Im solving Homogeneous DE.. in the text, im solving this problem... (x^2+y^2)dx
ID: 2986091 • Letter: I
Question
Im solving Homogeneous DE.. in the text, im solving this problem...
(x^2+y^2)dx + (x^2-xy)dy = 0
I understand I have to make a variable subsitution, in this case y =ux...then algebraically solve..
eventually, after simplfying and using long division, I get [-1+2/(1+u)]du +dx/x = 0..
seperable equation, and integrate both sides.. now.. in the text it says after integration you get,
-u+2 ln(1+u) +ln (x) = ln(c)... Where does the ln(c) come from??? I dont get why they have ln(c).. can someone explain this to me??
Explanation / Answer
we assume constant as C in many cases.
in this problem we assume constant as ln(C) for simplification purpose. there is no wrong in assume it as ln(C0 instead C.

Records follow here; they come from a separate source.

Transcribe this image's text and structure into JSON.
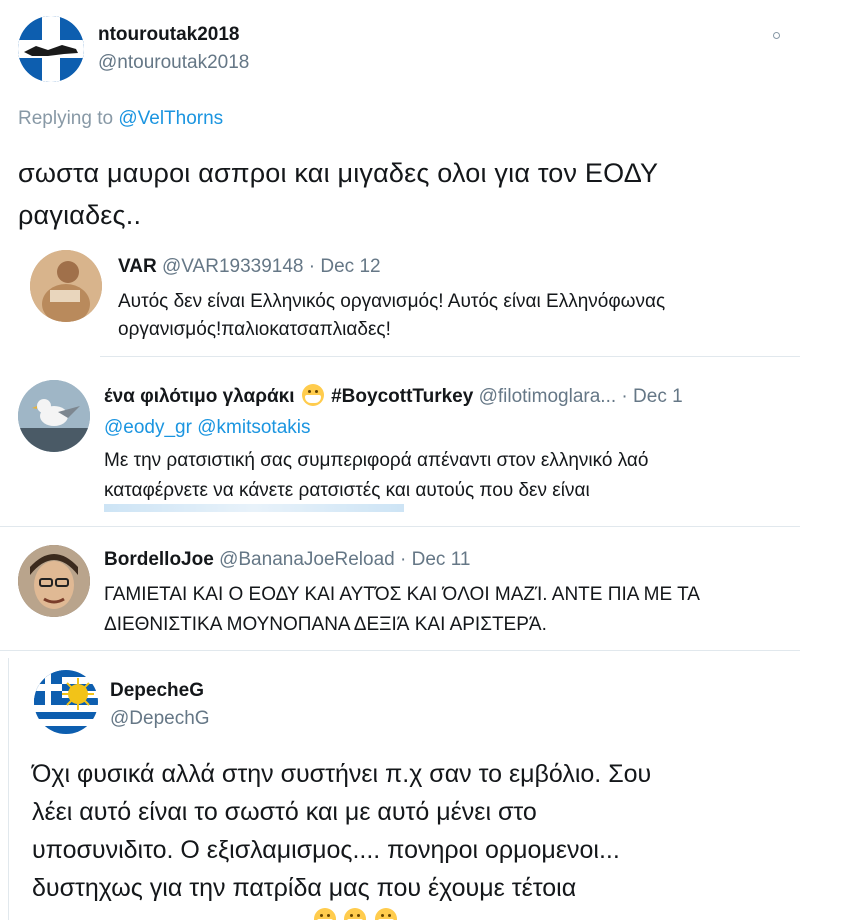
{
  "main_tweet": {
    "display_name": "ntouroutak2018",
    "handle": "@ntouroutak2018",
    "replying_prefix": "Replying to",
    "replying_to": "@VelThorns",
    "text_line1": "σωστα μαυροι ασπροι και μιγαδες ολοι για τον ΕΟΔΥ",
    "text_line2": "ραγιαδες..",
    "more_icon": "dot-icon"
  },
  "replies": [
    {
      "display_name": "VAR",
      "handle": "@VAR19339148",
      "sep": "·",
      "date": "Dec 12",
      "line1": "Αυτός δεν είναι Ελληνικός οργανισμός! Αυτός είναι Ελληνόφωνας",
      "line2": "οργανισμός!παλιοκατσαπλιαδες!"
    },
    {
      "display_name": "ένα φιλότιμο γλαράκι",
      "emoji": "mask-face-emoji",
      "hashtag": "#BoycottTurkey",
      "handle": "@filotimoglara...",
      "sep": "·",
      "date": "Dec 1",
      "mention1": "@eody_gr",
      "mention2": "@kmitsotakis",
      "line1": "Με την ρατσιστική σας συμπεριφορά απέναντι στον ελληνικό λαό",
      "line2": "καταφέρνετε να κάνετε ρατσιστές και αυτούς που δεν είναι"
    },
    {
      "display_name": "BordelloJoe",
      "handle": "@BananaJoeReload",
      "sep": "·",
      "date": "Dec 11",
      "line1": "ΓΑΜΙΕΤΑΙ ΚΑΙ Ο ΕΟΔΥ ΚΑΙ ΑΥΤΌΣ ΚΑΙ ΌΛΟΙ ΜΑΖΊ. ΑΝΤΕ ΠΙΑ ΜΕ ΤΑ",
      "line2": "ΔΙΕΘΝΙΣΤΙΚΑ ΜΟΥΝΟΠΑΝΑ ΔΕΞΙΆ ΚΑΙ ΑΡΙΣΤΕΡΆ."
    }
  ],
  "bottom_tweet": {
    "display_name": "DepecheG",
    "handle": "@DepechG",
    "line1": "Όχι φυσικά αλλά στην συστήνει π.χ σαν το εμβόλιο. Σου",
    "line2": "λέει αυτό είναι το σωστό και με αυτό  μένει στο",
    "line3": "υποσυνιδιτο. Ο εξισλαμισμος.... πονηροι ορμομενοι...",
    "line4": "δυστηχως για την πατρίδα μας που έχουμε τέτοια"
  },
  "colors": {
    "link": "#1b95e0",
    "muted": "#657786",
    "divider": "#e1e8ed"
  }
}
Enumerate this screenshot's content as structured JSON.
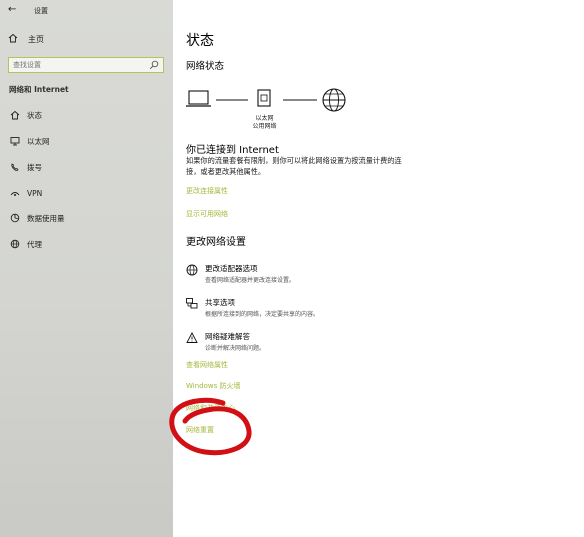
{
  "window": {
    "title": "设置",
    "back_icon": "back-arrow-icon"
  },
  "sidebar": {
    "home_label": "主页",
    "search_placeholder": "查找设置",
    "section_header": "网络和 Internet",
    "items": [
      {
        "label": "状态",
        "icon": "home-status-icon"
      },
      {
        "label": "以太网",
        "icon": "monitor-icon"
      },
      {
        "label": "拨号",
        "icon": "phone-icon"
      },
      {
        "label": "VPN",
        "icon": "vpn-icon"
      },
      {
        "label": "数据使用量",
        "icon": "pie-icon"
      },
      {
        "label": "代理",
        "icon": "globe-icon"
      }
    ]
  },
  "main": {
    "title": "状态",
    "network_status_header": "网络状态",
    "diagram": {
      "adapter_label_1": "以太网",
      "adapter_label_2": "公用网络"
    },
    "connected_title": "你已连接到 Internet",
    "connected_desc": "如果你的流量套餐有限制，则你可以将此网络设置为按流量计费的连接，或者更改其他属性。",
    "link_change_props": "更改连接属性",
    "link_show_networks": "显示可用网络",
    "change_header": "更改网络设置",
    "options": [
      {
        "title": "更改适配器选项",
        "desc": "查看网络适配器并更改连接设置。",
        "icon": "adapter-globe-icon"
      },
      {
        "title": "共享选项",
        "desc": "根据所连接到的网络，决定要共享的内容。",
        "icon": "share-computers-icon"
      },
      {
        "title": "网络疑难解答",
        "desc": "诊断并解决网络问题。",
        "icon": "warning-icon"
      }
    ],
    "link_view_props": "查看网络属性",
    "link_firewall": "Windows 防火墙",
    "link_sharing_center": "网络和共享中心",
    "link_reset": "网络重置"
  },
  "colors": {
    "sidebar_bg": "#d4d5d1",
    "accent_link": "#a5b83c",
    "search_border": "#b5c35e",
    "annotation": "#d10f14"
  }
}
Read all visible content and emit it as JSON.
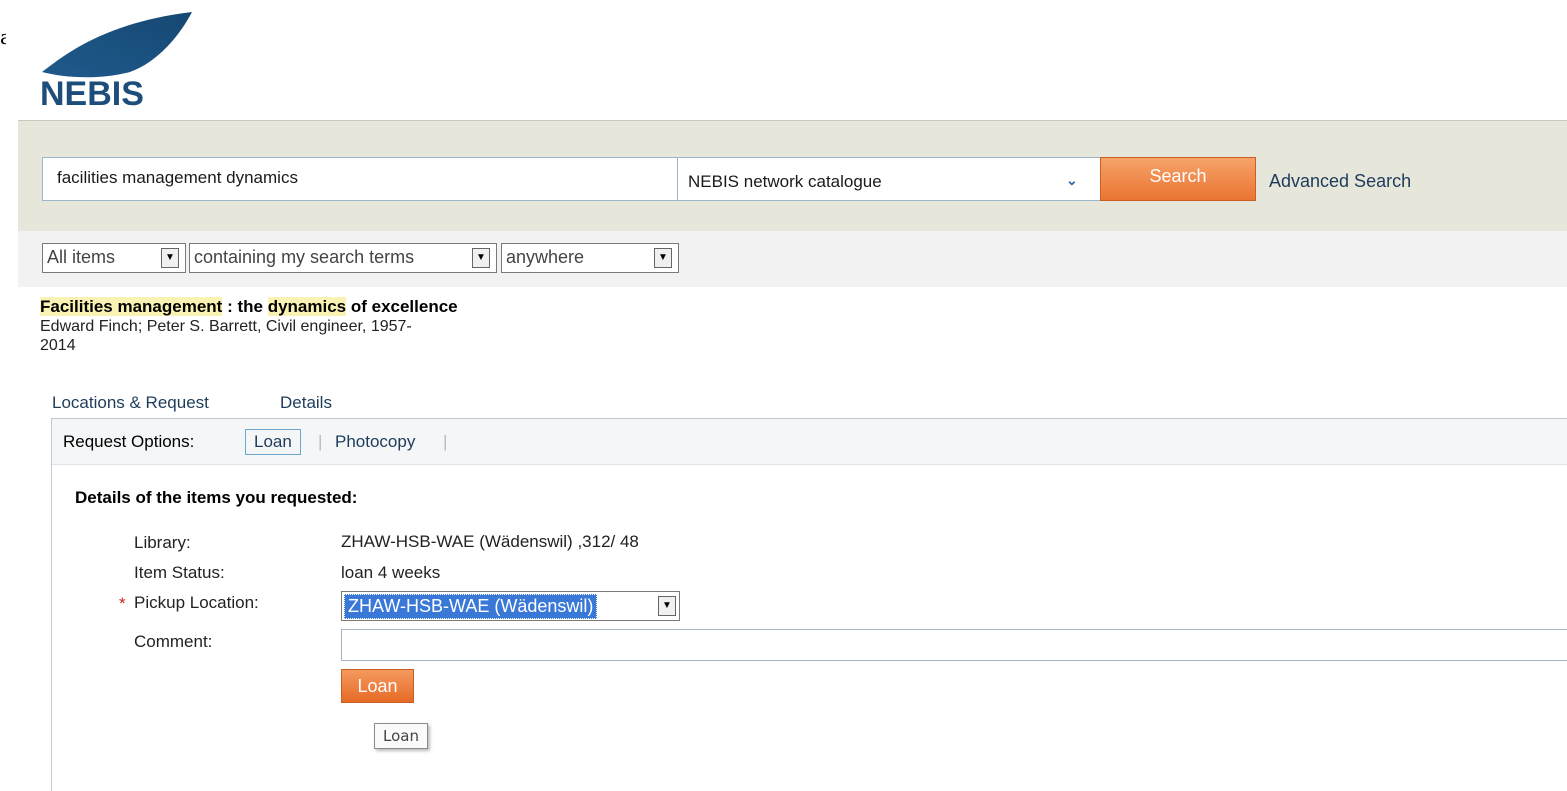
{
  "stray_char": "a",
  "logo": {
    "text": "NEBIS"
  },
  "search": {
    "query": "facilities management dynamics",
    "scope": "NEBIS network catalogue",
    "button": "Search",
    "advanced": "Advanced Search"
  },
  "filters": {
    "item_type": "All items",
    "match": "containing my search terms",
    "field": "anywhere"
  },
  "record": {
    "title_part1": "Facilities management",
    "title_part2": " : the ",
    "title_part3": "dynamics",
    "title_part4": " of excellence",
    "authors": "Edward Finch; Peter S. Barrett, Civil engineer, 1957-",
    "year": "2014"
  },
  "tabs": [
    "Locations & Request",
    "Details"
  ],
  "request_options": {
    "label": "Request Options:",
    "loan": "Loan",
    "separator": "|",
    "photocopy": "Photocopy"
  },
  "form": {
    "heading": "Details of the items you requested:",
    "library_label": "Library:",
    "library_value": "ZHAW-HSB-WAE (Wädenswil) ,312/ 48",
    "status_label": "Item Status:",
    "status_value": "loan 4 weeks",
    "required_marker": "*",
    "pickup_label": "Pickup Location:",
    "pickup_value": "ZHAW-HSB-WAE (Wädenswil)",
    "comment_label": "Comment:",
    "comment_value": "",
    "submit": "Loan",
    "tooltip": "Loan"
  },
  "colors": {
    "accent_orange": "#ea7431",
    "link_blue": "#1e3c5a",
    "logo_blue": "#1d4d7a",
    "search_band": "#e6e6da"
  },
  "icons": [
    "nebis-logo",
    "chevron-down-icon",
    "dropdown-arrow-icon"
  ]
}
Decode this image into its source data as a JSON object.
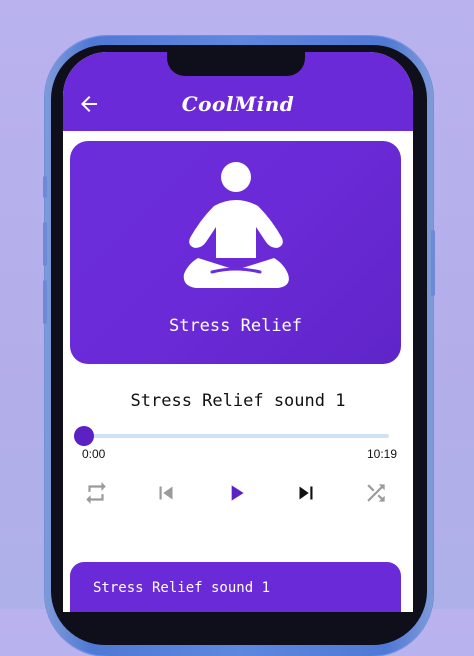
{
  "app": {
    "title": "CoolMind"
  },
  "hero": {
    "label": "Stress Relief",
    "icon": "meditation-icon"
  },
  "player": {
    "track_title": "Stress Relief sound 1",
    "progress": 0.0,
    "time_elapsed": "0:00",
    "time_total": "10:19",
    "controls": [
      "repeat-icon",
      "previous-icon",
      "play-icon",
      "next-icon",
      "shuffle-icon"
    ]
  },
  "playlist": {
    "items": [
      {
        "label": "Stress Relief sound 1"
      }
    ]
  },
  "colors": {
    "accent": "#6a2ad8",
    "background": "#b9b2ee",
    "seek_track": "#cfe2f8"
  }
}
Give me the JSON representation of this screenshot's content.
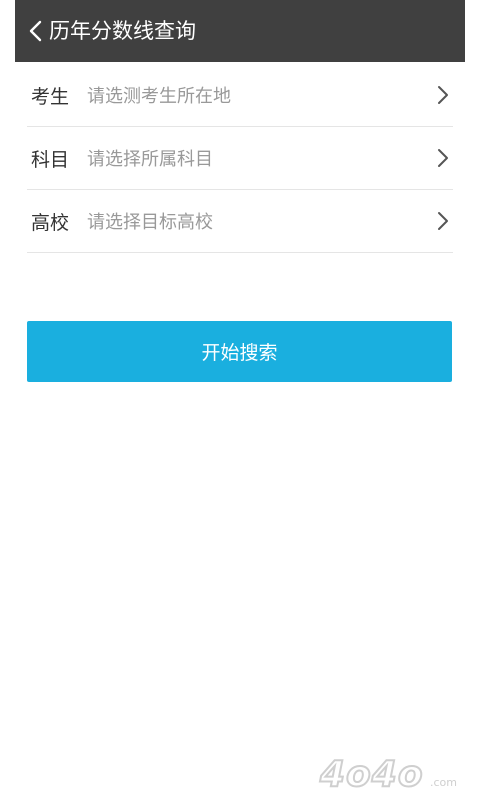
{
  "header": {
    "title": "历年分数线查询",
    "back_icon": "chevron-left-icon"
  },
  "form": {
    "rows": [
      {
        "label": "考生",
        "placeholder": "请选测考生所在地",
        "icon": "chevron-right-icon"
      },
      {
        "label": "科目",
        "placeholder": "请选择所属科目",
        "icon": "chevron-right-icon"
      },
      {
        "label": "高校",
        "placeholder": "请选择目标高校",
        "icon": "chevron-right-icon"
      }
    ]
  },
  "search_button": {
    "label": "开始搜索",
    "color": "#1aafdf"
  },
  "watermark": {
    "text": "4o4o.com"
  },
  "colors": {
    "header_bg": "#404040",
    "accent": "#1aafdf",
    "placeholder": "#999999",
    "label": "#333333",
    "divider": "#e5e5e5"
  }
}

(x^2+y^2)dx + (x^2-xy)dy = 0
x du/dx = -(1+u)/(1-u)
==>
du*(1-u)/(1+u) = -x dx
==>
du*[2/(1+u) - 1] = - dx/x
integrate
2*ln(1+u) - u = -ln(x) + ln(C)
=>
ln((1+u)^2) - ln(C) - u = -ln(x)
==>
ln(x(1+u)^2/C) = u
==>
x(1+u)^2/C = e^u
==>
x(1+u)^2 = Ce^u
==>
(x+y)^2 = Cxe^(y/x)